Writing a Script / On Camera


So you’re going to be speaking in a video production. How exciting! Regardless of whether it’s your first time or you’re a seasoned pro, or whether you’re excited or nervous, here are a few things to keep in mind:

1. Expect Multiple Takes

While once in a blue moon you’ll nail your monologue on the first take, you’ll almost always have to say everything two or three times. This is great because it gives you the opportunity to hear yourself back and choose the strongest words / phrases to get your point across. It might feel repetitive on set but that is totally ok. We want to make sure we’re 100% satisfied before we move on.

2. Convey Your Emotion

It’s important to consider the tone of voice and rate at which you are speaking during a particular take. Is what you’re saying supposed to be serious? Maybe a smile and quick pace doesn’t make sense. Are you supposed to be cheerful and upbeat? A smile and welcome voice go a long way!

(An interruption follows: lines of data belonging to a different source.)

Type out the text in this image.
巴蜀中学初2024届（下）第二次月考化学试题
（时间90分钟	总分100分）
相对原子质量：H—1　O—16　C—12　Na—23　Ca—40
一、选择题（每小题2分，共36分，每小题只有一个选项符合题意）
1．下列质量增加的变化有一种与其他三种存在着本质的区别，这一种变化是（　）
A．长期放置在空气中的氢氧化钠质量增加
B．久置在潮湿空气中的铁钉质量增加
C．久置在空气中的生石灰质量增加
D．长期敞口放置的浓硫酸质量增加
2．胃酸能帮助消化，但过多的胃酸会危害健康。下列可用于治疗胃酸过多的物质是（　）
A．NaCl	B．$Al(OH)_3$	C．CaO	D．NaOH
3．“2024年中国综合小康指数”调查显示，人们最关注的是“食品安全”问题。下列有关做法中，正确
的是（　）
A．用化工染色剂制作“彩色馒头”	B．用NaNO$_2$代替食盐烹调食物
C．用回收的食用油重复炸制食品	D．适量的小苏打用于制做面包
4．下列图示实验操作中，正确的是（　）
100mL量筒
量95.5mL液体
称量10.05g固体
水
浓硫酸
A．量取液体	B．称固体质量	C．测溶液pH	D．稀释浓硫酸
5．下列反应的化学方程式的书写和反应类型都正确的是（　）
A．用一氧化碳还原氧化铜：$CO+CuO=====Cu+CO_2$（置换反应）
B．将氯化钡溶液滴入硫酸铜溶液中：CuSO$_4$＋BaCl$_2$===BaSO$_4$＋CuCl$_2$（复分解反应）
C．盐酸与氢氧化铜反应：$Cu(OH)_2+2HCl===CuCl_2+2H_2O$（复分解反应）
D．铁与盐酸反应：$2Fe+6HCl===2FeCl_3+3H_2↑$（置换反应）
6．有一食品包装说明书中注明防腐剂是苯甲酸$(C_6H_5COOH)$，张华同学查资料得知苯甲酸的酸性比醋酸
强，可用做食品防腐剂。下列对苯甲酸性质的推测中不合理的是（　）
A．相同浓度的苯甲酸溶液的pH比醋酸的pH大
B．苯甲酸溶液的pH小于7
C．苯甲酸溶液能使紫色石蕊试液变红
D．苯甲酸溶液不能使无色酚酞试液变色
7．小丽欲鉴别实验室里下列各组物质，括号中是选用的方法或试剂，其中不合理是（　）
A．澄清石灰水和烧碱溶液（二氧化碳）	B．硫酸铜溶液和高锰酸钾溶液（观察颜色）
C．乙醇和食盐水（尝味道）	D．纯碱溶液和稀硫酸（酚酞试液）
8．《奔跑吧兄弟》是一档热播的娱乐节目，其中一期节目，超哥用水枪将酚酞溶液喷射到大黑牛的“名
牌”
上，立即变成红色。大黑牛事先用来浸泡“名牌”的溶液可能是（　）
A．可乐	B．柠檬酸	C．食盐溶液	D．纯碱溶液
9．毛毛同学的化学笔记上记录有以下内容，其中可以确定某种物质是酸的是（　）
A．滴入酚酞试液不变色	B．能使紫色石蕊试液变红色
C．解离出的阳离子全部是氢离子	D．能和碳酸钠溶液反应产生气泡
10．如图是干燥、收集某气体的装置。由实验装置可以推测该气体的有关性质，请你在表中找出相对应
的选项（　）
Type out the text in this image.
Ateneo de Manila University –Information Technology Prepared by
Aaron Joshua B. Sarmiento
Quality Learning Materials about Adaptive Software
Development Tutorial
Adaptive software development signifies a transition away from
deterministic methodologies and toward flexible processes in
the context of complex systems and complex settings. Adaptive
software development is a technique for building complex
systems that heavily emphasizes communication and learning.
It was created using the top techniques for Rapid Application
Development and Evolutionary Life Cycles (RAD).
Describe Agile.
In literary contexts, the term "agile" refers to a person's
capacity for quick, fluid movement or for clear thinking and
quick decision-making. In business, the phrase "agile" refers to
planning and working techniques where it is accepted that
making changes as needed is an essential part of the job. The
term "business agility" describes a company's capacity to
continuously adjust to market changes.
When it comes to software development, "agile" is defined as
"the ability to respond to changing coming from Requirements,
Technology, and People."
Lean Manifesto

If you’re unsure how you’re supposed to present a certain piece of dialogue, ask the director (Aidan!) and he’ll give you a pointer.

3. Relax! It’s Easier Than You Think!

Particularly if being on camera stresses you out, this is a great time to take a deep breath and know that you are far from the first, or last, person to feel this way. It’s entirely normal to feel overwhelmed but you’ll find your comfort on camera sooner than you might expect. Know that every shoot is scheduled with tons of buffer time and it often takes a long time when shooting to create what will be, by comparison, a much shorter video. Have confidence and know that we all want to see you succeed on camera.


You’re in charge of writing what you’re going to say on camera. COOL! It might seem overwhelming but it is much easier than it might seem. Here are a few quick notes to help you out:

1. You Will Have Time to Look At Your Notes

The beauty of editing is that we can put together many different takes and pieces of speaking. You DO NOT have to have your entire script memorized and be able to deliver an entire novella without looking at what you practiced. We’ll have a hard copy or two of the Production Details on set, and you’ll be able to scribble down notes or changes as they come up. Bring a copy of your script to the set if you haven’t emailed it to Aidan already.

2. Shorter is Usually Better

In 90% of cases, shorter is better. Don’t feel like you need to fill the void of a 3 minute video with 30 minutes of talking (you laugh, but it happens). You would be surprised at how quickly your speaking adds up! When you’re developing your script and have the option to give a long answer or a short answer, almost always choose the shorter one. Audiences watching the final product have a short attention span when scrolling through their feed or browsing the internet. We should be concise in order to capture their attention the whole way through.

3. Rehearse! Even If You’re Speaking From the Heart (or Head)

Yes, even if our script is rather loose and open to what happens on set, it’s still mandatory to rehearse what you’re going to say before we get to production. Figuring out exactly what you want to say is best done before cameras are rolling and you’re put on the spot. The best way to reduce your stress on the day of shooting is to have practiced in the days before.

These are just a few tips to keep in mind on the day. Hopefully they’ve helped put you at ease and prepare you for what to expect when you arrive on set. We are going to have a great time working together and I am excited to start shooting!